The first page of my month-at-a-glance diary is a personal information form that looks like a crop hit by drought. Names, addresses and telephone numbers appear, but nothing else comes up. Medical Information National Insurance number, BUPA number, GP?s address, allergies all blank. So is the Automobile Information: drivers license number, car registration, insurance company, AA numbers. Under Emergency Information is scribbled a nugget of truth: ‘We make or mar our lives by choices’, The Mind of the Soul. Next to Credit Card Information is scrawled: ‘In creating, the hardest part is to begin’ (Anon). Under Blood Group is ‘Vernalisation: need of cold’.
Somehow, I’ve managed to muddle through half a century without ever harvesting my Essential Information. Under Notify is a little Proust, pencilled in: ‘Illness is the doctor to whom we pay most heed; to kindness, to knowledge, we make promises only; pain we obey’.
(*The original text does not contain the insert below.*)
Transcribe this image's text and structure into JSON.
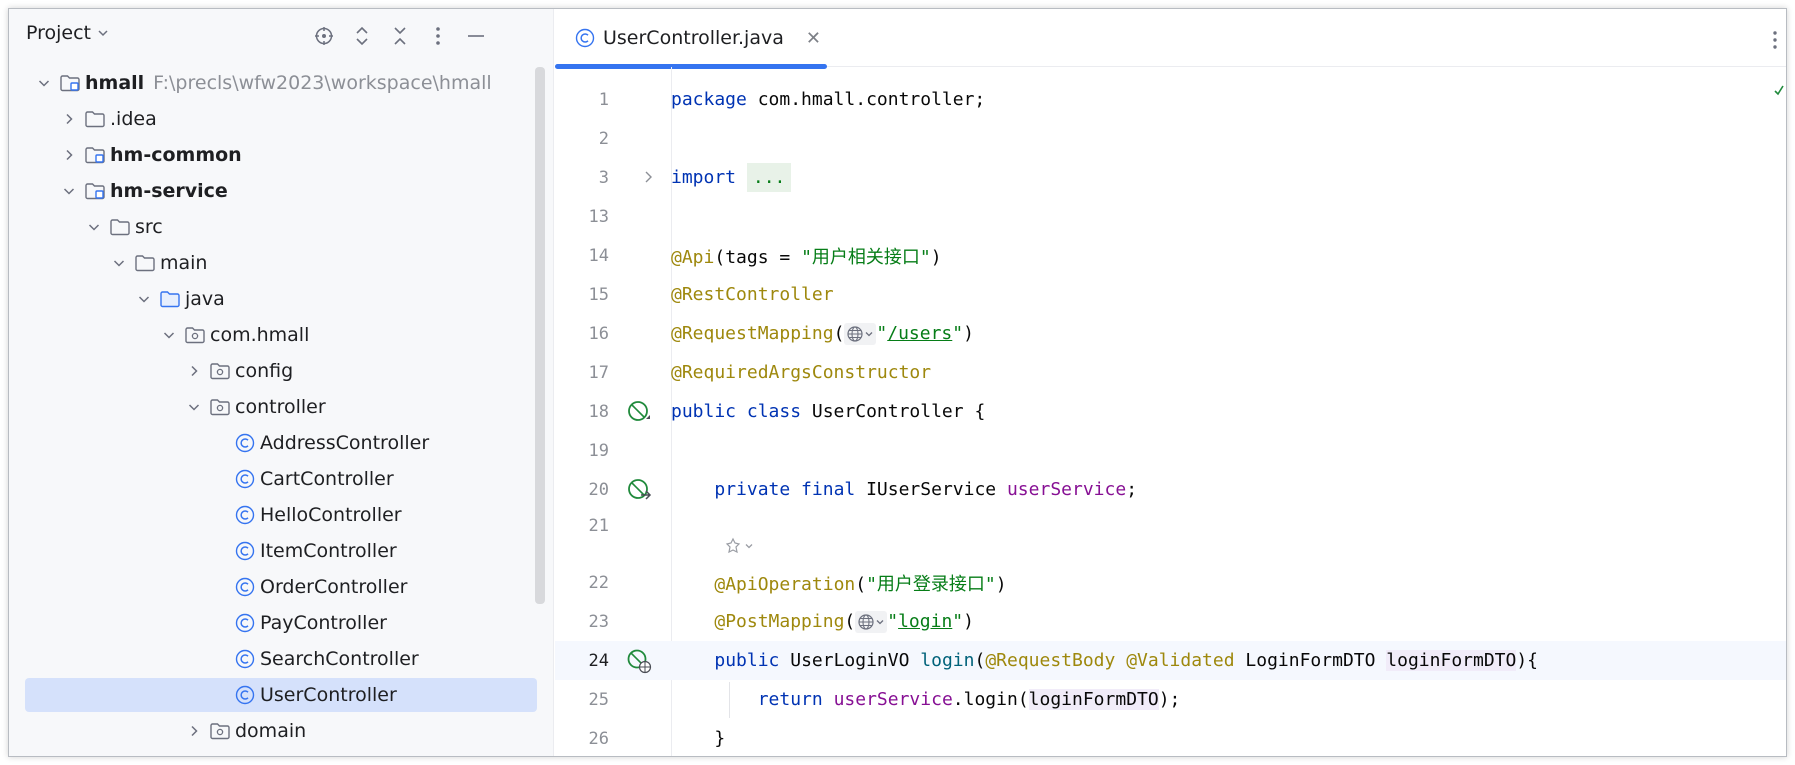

Inspiring as these snips of wisdom are, they are no substitute for the seedbed of reality. At least that’s how I felt sitting on a steep bank on the M11 waiting for the AA to come and save me after my car suddenly died. It was the Peugeot version of a heart attack, one minute speeding along at 70mph, the next minute nothing. I’d recently read Joan Didion’s book The Year of Magical Thinking about her husband’s sudden death. It begins with the premonitory words: ‘Life changes fast. Life changes in the instant.’
In my case, it was just a car that died. A diesel engine that changed in an instant. I was lucky: I was able to steer the car over to the hard shoulder (five seconds later it was unsteerable); the AA card was in the flotsam of the glove compartment; my mobile worked; a day glo green vest, property of the Royal Horticultural Society, was in the car; the hazard lights worked.
Still, for someone who believes that disaster is ever imminent, I was ill-prepared for the AA operator who ordered me to ‘Get out of the car now!’ She told me how to find the blue numbers on the stake nearest the car B151 so they could identify exactly where I was, then said ‘Go sit on the bank,’ a bank that looked like a Munro, on the coldest day of the year. When I reached the summit, I took two Nurofen and tried to reach my Next of Kin who thought I was on the 1:30 Stowmarket train to London. In fact, I’d spent 40 minutes searching for a space in the station car park, while my train came and went. In hysteria and despair, I began the two-hour drive.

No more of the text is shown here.